David Graeber, der wohl bedeutendste Anthropologe unserer Zeit und David Wengrow, führender Archäologe und Historiker publizieren letztes Jahr ein Buch das nicht nur in akademischen Kreisen Wellen schlägt. „The Dawn of Everything“ stellt die etablierte Menschheitsgeschichte wie wir sie uns erzählen auf den Kopf und öffnet gleichzeitig den Blick für eine hoffnungsvolle Zukunft. Sozialkritische Literatur scheint aktuell Hochkonjunktur zu haben, vielleicht gerade deshalb weil sie auf den Durst nach Erkenntnis in Zeiten von Klimawandel und neu aufflammenden politischen Konflikten reagiert. Anders als Yuval Harari (Autor von „Sapiens“), Jared Diamond (Autor von „The World until yesterday“) und co gibt es bei Graeber und Wengrow keine lineare Fortschrittslogik. Trotzdem dreht sich alles um die Frage nach politischer Ordnung. Warum gehen wir eigentlich davon aus, dass unsere Gesellschaft immer fortschrittlicher wird, wie können wir unsere eurozentrische Brille ablegen und vor allem, gab und gibt es Alternativen zu gegenwärtigen Gesellschaftsformen?
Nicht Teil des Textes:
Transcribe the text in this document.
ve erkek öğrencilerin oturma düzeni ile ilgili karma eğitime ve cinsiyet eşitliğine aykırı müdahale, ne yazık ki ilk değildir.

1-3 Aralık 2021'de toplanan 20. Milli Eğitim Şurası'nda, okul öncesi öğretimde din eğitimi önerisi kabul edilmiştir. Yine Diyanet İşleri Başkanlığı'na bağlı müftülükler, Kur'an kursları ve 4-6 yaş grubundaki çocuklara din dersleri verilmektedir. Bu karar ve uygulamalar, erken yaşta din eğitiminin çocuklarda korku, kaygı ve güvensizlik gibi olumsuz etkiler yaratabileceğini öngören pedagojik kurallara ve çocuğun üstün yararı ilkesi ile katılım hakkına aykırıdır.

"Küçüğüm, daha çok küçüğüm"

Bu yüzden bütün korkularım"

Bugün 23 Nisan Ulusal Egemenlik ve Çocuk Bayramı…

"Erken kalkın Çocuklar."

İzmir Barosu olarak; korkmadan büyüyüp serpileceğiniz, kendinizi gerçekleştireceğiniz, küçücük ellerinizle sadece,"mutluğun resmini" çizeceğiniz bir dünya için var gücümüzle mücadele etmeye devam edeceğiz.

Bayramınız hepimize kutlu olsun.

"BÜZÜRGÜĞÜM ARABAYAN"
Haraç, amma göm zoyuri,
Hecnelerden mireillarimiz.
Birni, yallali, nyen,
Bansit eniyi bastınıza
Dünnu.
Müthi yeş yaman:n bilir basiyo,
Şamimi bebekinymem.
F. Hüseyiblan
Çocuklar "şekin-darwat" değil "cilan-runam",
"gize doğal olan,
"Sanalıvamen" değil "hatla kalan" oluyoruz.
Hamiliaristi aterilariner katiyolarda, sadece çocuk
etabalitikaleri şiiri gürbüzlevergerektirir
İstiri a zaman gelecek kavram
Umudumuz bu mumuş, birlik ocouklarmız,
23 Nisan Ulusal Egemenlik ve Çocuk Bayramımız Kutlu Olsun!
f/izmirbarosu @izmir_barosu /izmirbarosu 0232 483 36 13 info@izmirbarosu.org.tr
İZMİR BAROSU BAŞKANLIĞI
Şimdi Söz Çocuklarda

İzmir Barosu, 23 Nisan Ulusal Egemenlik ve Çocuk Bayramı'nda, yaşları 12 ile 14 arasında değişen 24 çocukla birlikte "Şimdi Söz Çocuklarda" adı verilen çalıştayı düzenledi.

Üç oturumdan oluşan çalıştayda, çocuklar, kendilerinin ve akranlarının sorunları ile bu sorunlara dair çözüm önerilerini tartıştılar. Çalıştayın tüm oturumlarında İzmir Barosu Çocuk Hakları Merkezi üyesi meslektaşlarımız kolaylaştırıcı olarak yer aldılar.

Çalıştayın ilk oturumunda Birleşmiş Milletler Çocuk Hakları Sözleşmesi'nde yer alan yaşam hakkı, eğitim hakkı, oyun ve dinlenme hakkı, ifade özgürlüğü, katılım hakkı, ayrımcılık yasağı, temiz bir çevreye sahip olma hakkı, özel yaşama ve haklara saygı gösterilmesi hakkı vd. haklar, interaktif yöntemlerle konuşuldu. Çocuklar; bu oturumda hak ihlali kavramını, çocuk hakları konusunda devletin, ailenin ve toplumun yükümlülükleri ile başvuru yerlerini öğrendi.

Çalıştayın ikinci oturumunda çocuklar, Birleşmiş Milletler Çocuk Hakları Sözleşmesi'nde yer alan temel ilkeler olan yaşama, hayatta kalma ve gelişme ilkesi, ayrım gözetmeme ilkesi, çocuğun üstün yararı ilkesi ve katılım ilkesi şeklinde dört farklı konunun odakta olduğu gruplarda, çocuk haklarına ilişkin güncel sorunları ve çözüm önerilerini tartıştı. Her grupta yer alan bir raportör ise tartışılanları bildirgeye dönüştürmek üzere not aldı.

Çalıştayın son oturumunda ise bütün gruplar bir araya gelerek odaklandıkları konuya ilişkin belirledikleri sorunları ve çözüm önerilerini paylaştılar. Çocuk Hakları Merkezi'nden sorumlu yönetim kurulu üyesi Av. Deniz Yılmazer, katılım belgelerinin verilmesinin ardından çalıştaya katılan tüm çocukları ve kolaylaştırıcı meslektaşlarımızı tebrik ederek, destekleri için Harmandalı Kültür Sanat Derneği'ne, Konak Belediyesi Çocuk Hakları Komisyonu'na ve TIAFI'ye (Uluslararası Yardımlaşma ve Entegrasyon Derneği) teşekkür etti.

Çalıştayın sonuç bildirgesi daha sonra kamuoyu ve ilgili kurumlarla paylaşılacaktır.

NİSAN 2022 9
Für diese großen und wenig greifbaren Fragen suchen die beiden Autoren auf provokante Weise Antworten. Sie schaffen es auf anschauliche Art, unsere Geschichte, die Geschichte der Menschheit neu zu deuten. Was bedeutet unsere Vergangenheit für heute und morgen? Und ist Kapitalismus der einzige Weg? Vor allem aber zeigen sie uns, warum genau diese Fragen nicht abstrakt sind sondern uns alle angehen und faszinieren können.

Von Rousseau, Hobbes und linearer Fortschrittslogik

In der Schule begegnen uns meist zwei populäre Narrative wenn es um das Entstehen unserer Gesellschaften geht. Diese gehen Jean-Jacques Rousseau und Thomas Hobbes zurück. Entweder, so heißt es bei Rousseau, ist der Mensch ursprünglicherweise frei und erst die landwirtschaftliche Revolution habe hierarchische Strukturen notwendig gemacht, oder, wenn wir Hobbes glauben wollen, dessen „Leviathan“ bis heute als Gründungswerk moderner politischer Theorie gilt, brauche der Mensch politische Systeme samt ihrer unterdrückerischen Mechanismen um seine von Natur aus niederen Instinkte zu kontrollieren. In anderen Worten, entweder hat unser Fortschritt uns die natürliche Freiheit geraubt, oder der einzige Weg zur Freiheit sind rigide gesellschaftliche Systeme. Dieser Idee nach bauen unsere Gesellschaften auf die kollektive Unterdrückung von unseren niederen Instinkte, die umso notwendiger wird, je mehr Menschen zusammen leben. Aber auch die Idee Rousseaus hält sich bis heute und wird für einen stark vereinfachenden Mythos missbraucht.

Dieser Gründungsmythos beherrschte seither das Denken im Westen, von Hegel über Marx bis Fukuyama. Und er verkauft sich heute in Bestsellern millionenfach: etwa vom amerikanischen Universalgelehrten Jared Diamond und vom israelischen Globalhistoriker Yuval Noah Harari, für die sich die Menschen bei der Erfindung der Landwirtschaft vor 12 000 Jahren in eine Falle locken ließen, weil ihnen das Bauern harte Arbeit und schwere Geburten, Seuchen, Hunger und Herrscher bescherte.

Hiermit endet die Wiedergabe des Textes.